Yeah. Roughly in that neighborhood, definitely..
Okay. Sounds good.
And as far as the working capital, do you foresee any swings as a result of switching down from that 13-rig program?.
I believe we've already seen the swings in the working capital. If you look year-to-date we've had right around $100 million of working capital used as you go from 32 rigs down to six rigs. But I believe the impact of working capital change we've already seen in the business year-to-date..
Got you.
And that should be fairly muted on a go-forward basis to reflect that move down from 13 rigs to six rigs?.
Yes..
Okay. And finally from me, so you talked about there being a depressed price environment for assets.
Given that you guys have $900 million of cash on the balance sheet and it sounds like quite a few levers for liquidity, have you guys been looking around for opportunities? And if so, how should I think about your I guess sort of priorities? Is it about sort of trying to find adjacent acreage or is it really just about what the best available assets are wherever they may be in the country?.

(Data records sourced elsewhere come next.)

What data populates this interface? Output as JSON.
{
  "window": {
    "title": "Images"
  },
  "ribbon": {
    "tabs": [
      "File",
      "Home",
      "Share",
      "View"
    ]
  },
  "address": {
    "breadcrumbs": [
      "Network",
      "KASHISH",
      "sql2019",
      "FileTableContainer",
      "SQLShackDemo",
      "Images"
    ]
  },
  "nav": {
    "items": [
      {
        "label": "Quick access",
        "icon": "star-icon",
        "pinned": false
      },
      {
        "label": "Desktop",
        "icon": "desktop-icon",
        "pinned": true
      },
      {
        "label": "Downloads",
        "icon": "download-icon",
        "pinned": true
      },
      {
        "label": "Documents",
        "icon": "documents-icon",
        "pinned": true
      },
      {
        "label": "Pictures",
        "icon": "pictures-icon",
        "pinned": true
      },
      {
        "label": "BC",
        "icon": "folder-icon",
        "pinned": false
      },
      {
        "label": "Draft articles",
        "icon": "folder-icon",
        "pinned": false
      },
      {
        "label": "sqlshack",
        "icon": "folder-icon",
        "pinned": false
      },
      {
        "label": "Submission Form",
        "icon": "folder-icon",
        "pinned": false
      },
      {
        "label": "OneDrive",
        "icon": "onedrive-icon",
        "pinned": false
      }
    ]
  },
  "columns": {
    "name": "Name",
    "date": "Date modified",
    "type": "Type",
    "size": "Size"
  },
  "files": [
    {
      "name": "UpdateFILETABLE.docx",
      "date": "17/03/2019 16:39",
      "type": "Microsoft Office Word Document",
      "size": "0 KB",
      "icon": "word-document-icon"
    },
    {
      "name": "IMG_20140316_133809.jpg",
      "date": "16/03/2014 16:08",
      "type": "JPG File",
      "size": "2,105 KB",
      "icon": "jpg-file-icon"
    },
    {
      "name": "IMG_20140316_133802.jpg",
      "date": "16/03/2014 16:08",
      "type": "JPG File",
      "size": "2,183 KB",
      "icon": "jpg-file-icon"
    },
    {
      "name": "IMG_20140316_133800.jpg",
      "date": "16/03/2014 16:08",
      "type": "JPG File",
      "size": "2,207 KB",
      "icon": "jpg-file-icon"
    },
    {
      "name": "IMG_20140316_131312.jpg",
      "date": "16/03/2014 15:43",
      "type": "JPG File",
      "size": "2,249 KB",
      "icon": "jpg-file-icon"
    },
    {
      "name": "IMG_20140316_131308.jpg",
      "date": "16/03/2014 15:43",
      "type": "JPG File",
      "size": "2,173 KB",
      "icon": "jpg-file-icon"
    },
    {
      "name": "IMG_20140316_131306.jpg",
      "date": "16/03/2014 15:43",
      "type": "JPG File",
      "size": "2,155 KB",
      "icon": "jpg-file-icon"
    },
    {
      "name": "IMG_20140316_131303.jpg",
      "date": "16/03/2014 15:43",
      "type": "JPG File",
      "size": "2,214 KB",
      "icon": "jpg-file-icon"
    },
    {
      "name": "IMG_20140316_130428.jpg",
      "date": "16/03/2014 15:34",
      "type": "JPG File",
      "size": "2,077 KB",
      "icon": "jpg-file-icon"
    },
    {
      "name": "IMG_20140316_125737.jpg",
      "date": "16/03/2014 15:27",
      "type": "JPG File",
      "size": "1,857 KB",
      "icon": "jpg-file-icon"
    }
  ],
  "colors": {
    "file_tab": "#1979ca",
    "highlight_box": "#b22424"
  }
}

Well, we do have a Mid-Continent focus, but I can't comment on specific deals. We take a look at a lot of things that are for sale, particularly if they are in our neighborhood or in the Mid-Continent.
But we're making capital-allocation decisions, you know, across the board, whether that's development drilling, appraisals, new ventures, CEBA Midstream, deleveraging transactions or acquisitions. We weigh all those on a risk-adjusted return and liquidity basis, but can't comment on specifics on deals on where we're looking at or what size..
Okay. Thanks. I'll hop back in the queue..
Thank you..
Your next question is from Jeff Robertson with Barclays. Your line is open..
Thanks.
Can you talk a little bit about the performance history of the Chester and the wells you have on in terms of the decline and the water cut? And then secondly, are there any issues with the rate you can dispose of water in Oklahoma, just given some of the concerns around the earthquake stuff?.
I will take the latter part of that and let Steve comment on the Chester. We have no material volume restrictions under our disposal wells. There was recently several wells curtailed in Logan County; we don't have any operations in Logan County. But we have no material curtailment on our disposal capacity..
On the Chester, the Chester is a different play certainly than the Mississippian. Its water cuts are much lower. It's an oilier play, and obviously because of the lower water cuts it requires less water infrastructure at less cost.
And we are drilling along an area in southern Alfalfa County into Woods County but the bulk of our experience early on was in northern Woods County. And now we're expanding that play along about a 100-mile horizon to capture the value in the five benches it provides for development..
Is your Chester drilling dovetailing with where you have existing infrastructure?.
To some degree it does, both for electric and water hauling, but it moves further south of that..
And I know you don't have 2016 outlooks, but can you comment at all about how much of the 2016 program that Chester might represent versus the Miss line?.
I don't think we are prepared to be specific on the amount of Chester that we'll do next year. It's going to depend on a number of factors and certainly on the second-half Chester drilling program. However, I will say it probably will be somewhat increased percentage over what we've done this year..
And lastly, what's the cost of a Chester well and do you try any of the multilateral well construction designs in that formation like you do in the Miss line?.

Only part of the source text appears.